Michael had that look in his eyes. The same one he would come home from school with when he’d come top in maths or scored a goal at football. He was almost bouncing with the urge to tell her, and she knew she must play her part.
So, with the sound of the kettle starting to bubble and let off steam behind her, she let her son lead her along the hall, hand in hand, glad of those last few precious seconds to part her lips and practise her best ‘welcome to the family’ smile behind his back.
*
Agnes was worried about Smudge. She looked at the clock on her kitchen wall and gazed out at the small back yard, the rain still bouncing hard against the window. Five o’clock, and it was already starting to get dusky, the shadows fading to big shapeless chunks of grey on the concrete below. Poor old cat. He was quite a big chunk of shapeless grey himself these days. She smiled to herself.

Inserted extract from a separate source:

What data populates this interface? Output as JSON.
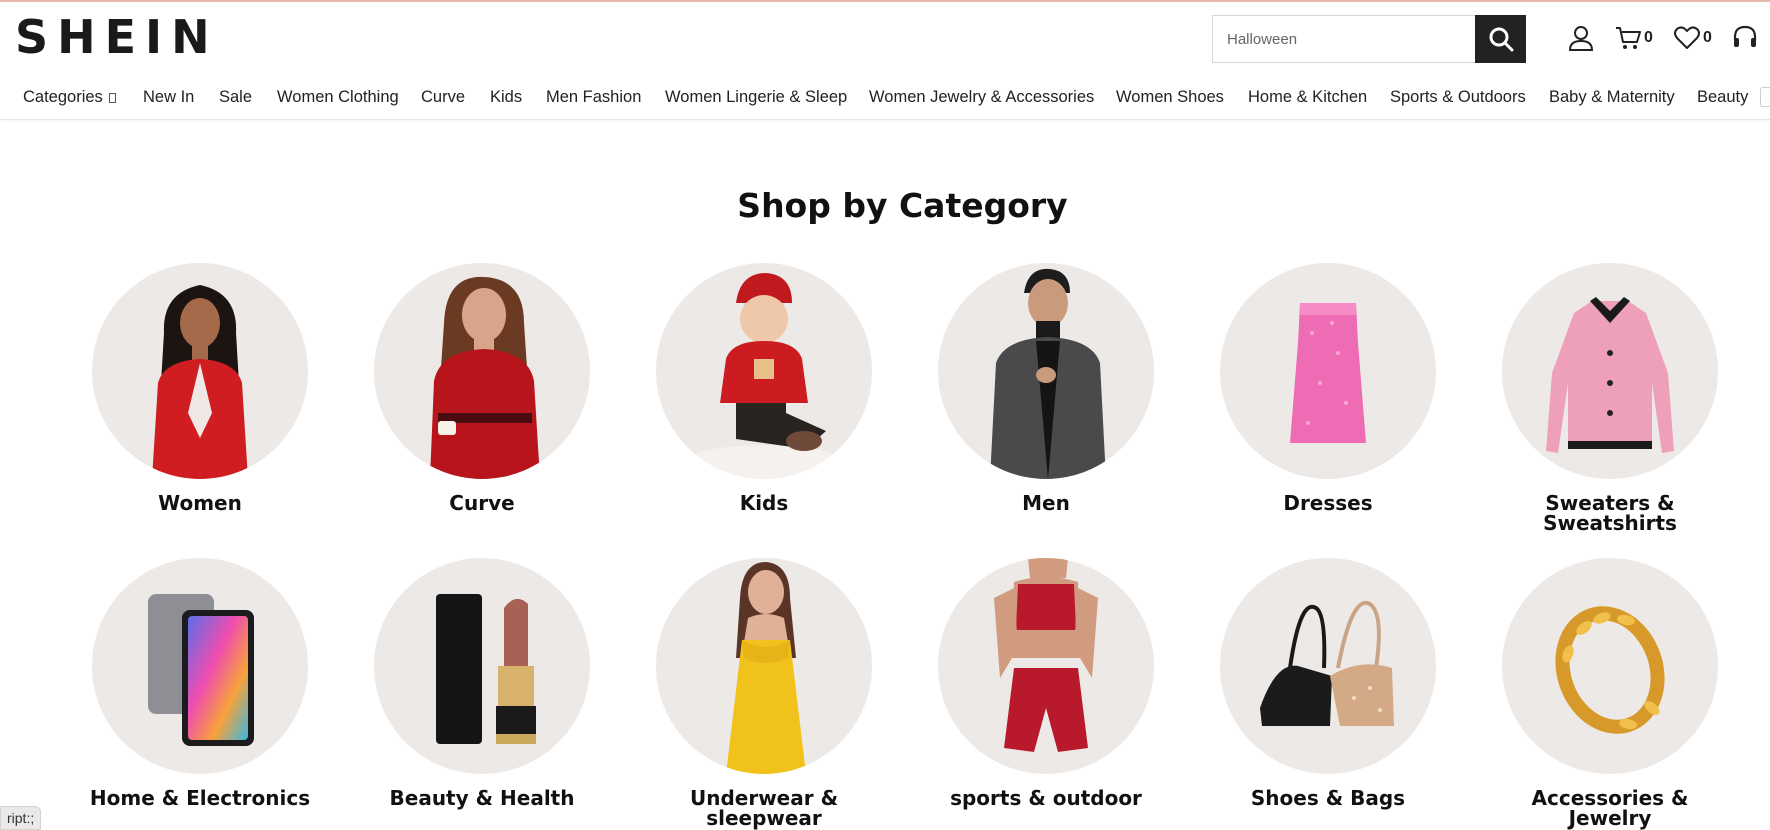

He was fifteen years old now, getting stiffer, lazier, just like her, and he didn’t usually stay out this long when the weather was bad, although he still liked a prowl around, and still came back with a cut ear or a new battle scar from time to time.
She leaned out over the sink and struggled with the rickety window catch, pushing the window open just enough to feel the rush of chilly air and the splash of rain on her arm.